Today is New Year's Day and what better day than to start with a resolution! Resolution #1: I will try to stop labeling my child and other people's children. What exactly is my definition of labeling? Well, it's taking any term and associating it with your child. For instance: ADHD, social, shy, outgoing, loud, pest, brat, smart, etc. We all do it, and even I am guilty of it too :)
You may be thinking "okay, so this post is going to be about labeling kids as smart or dumb, I've heard all of this before, blah, blah blah." Well, as much as you and I have heard about labeling, after a run in with some children yesterday, I had to start today's post about it because I still see it happen all.the.time. Yesterday at the mall I heard a mom tell some of her friends that her child was shy as the little girl hid behind her. I wonder if she will think she is shy if her mom keeps telling people this?
And why am I against labeling? Well, if your child is shy as in the example above, and she keeps hearing people around her say she is shy, she is going to start believing it and acting like it- even if she's not shy. This could lead to her acting like it even when she's not feeling shy, and become more socially withdrawn because of it.
It can even be taken it a step further on a serious note, say with a diagnosis of ADHD or hyperactivity. If your child is showing ADHD signs and symptoms, or is even diagnosed with it, then parents tend to use the label as an excuse and the child starts believing it. The children start using these labels as crutches and excuses to get them through life. A school aged child will say, "Oh, I failed that math test because I'm ADHD."

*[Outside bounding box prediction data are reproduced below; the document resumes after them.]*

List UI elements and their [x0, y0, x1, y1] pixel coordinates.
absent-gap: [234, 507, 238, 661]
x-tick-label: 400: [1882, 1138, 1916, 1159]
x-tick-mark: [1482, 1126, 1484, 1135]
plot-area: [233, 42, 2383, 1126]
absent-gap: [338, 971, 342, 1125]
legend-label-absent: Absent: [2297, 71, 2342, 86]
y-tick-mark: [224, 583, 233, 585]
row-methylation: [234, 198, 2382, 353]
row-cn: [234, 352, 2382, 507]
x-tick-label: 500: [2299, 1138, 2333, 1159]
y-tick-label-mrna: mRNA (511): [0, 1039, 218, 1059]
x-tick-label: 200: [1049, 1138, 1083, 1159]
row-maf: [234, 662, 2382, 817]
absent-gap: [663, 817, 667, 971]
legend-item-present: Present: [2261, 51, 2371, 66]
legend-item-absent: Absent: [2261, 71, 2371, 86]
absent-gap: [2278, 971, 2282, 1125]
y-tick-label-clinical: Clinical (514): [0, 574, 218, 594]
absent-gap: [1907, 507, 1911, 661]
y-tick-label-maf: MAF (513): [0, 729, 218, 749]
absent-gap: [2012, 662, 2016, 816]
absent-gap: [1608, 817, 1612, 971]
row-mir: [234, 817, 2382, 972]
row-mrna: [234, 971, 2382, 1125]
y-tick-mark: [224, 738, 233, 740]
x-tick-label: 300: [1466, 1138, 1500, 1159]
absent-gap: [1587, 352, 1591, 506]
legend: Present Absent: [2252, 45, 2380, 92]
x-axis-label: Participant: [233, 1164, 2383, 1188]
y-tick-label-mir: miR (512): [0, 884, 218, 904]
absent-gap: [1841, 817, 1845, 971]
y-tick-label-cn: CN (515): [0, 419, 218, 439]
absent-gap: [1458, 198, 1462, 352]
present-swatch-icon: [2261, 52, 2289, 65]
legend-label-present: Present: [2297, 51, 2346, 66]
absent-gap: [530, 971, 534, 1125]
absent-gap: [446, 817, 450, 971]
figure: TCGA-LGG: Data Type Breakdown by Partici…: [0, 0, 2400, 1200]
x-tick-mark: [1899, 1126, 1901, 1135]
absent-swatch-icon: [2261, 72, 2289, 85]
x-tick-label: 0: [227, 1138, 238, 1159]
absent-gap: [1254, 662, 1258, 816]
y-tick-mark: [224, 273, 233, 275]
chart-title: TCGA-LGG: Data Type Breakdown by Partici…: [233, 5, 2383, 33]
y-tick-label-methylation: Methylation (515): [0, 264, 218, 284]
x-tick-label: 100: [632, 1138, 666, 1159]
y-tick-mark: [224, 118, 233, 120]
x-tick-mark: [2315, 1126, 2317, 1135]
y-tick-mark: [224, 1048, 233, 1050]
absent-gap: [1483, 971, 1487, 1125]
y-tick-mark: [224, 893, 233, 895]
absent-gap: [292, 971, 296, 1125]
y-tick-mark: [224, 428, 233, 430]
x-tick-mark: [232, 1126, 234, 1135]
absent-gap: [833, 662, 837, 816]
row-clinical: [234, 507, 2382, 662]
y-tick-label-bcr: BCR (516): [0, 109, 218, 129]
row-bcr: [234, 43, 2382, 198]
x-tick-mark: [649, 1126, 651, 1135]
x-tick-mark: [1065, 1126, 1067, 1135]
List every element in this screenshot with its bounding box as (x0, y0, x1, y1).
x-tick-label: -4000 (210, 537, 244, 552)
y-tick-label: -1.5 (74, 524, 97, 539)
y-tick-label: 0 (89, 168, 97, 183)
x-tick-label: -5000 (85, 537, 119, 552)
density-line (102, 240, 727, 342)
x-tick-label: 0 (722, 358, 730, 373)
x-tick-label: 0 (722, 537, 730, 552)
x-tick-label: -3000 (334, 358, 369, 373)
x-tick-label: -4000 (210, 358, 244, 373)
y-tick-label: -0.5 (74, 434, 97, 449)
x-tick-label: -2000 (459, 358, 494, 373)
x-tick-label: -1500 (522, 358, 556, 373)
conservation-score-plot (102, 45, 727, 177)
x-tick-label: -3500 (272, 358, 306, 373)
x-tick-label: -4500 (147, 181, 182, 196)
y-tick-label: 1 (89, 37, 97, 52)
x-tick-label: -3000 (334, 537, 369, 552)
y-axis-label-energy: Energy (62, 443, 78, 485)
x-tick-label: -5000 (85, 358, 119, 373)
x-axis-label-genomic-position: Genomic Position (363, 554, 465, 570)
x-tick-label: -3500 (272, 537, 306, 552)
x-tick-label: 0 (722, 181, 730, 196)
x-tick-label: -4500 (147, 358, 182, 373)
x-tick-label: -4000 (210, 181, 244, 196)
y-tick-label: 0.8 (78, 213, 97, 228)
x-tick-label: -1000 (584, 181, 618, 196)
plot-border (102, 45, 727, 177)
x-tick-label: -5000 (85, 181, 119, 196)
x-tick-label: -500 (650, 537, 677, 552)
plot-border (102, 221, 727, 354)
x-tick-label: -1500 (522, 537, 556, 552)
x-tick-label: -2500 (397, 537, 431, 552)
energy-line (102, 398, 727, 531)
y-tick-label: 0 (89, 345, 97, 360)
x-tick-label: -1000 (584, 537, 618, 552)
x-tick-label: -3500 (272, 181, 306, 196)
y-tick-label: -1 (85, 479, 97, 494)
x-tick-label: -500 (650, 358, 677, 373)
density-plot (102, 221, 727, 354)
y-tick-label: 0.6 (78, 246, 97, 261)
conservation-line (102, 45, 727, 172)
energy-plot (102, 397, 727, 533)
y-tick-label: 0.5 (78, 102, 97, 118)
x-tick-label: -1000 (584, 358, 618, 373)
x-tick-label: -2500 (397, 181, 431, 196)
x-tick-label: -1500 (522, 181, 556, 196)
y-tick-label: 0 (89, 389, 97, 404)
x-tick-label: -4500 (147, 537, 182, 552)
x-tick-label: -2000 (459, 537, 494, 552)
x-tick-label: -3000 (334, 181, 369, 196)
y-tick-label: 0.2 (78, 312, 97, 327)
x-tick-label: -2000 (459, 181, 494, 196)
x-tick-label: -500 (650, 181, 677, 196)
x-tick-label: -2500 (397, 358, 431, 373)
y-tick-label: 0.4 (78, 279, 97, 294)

It's easy to fall into this pattern as a parent because it helps us explain our children, but if we can maybe try an alternative, then it will let our children grow into whatever they want to be, without us labeling their personalities for them. For example, if your child is hiding behind you when you introduce them to someone, just state the obvious, "Oh, my son all of a sudden decided to run behind me- his name is Matt. Maybe later if he feels comfortable he will come back out." You are basically just stating the facts, no labels and no mention of the word 'shy.' If we don't label our children, then they feel more free to express themselves and won't feel ashamed for something we are labeling them with.
I know we all label at some points here or there without realizing it. How about you, any stories of your kids or your friends/family's kids and how they have used their label as a crutch or to excuse their behaviors?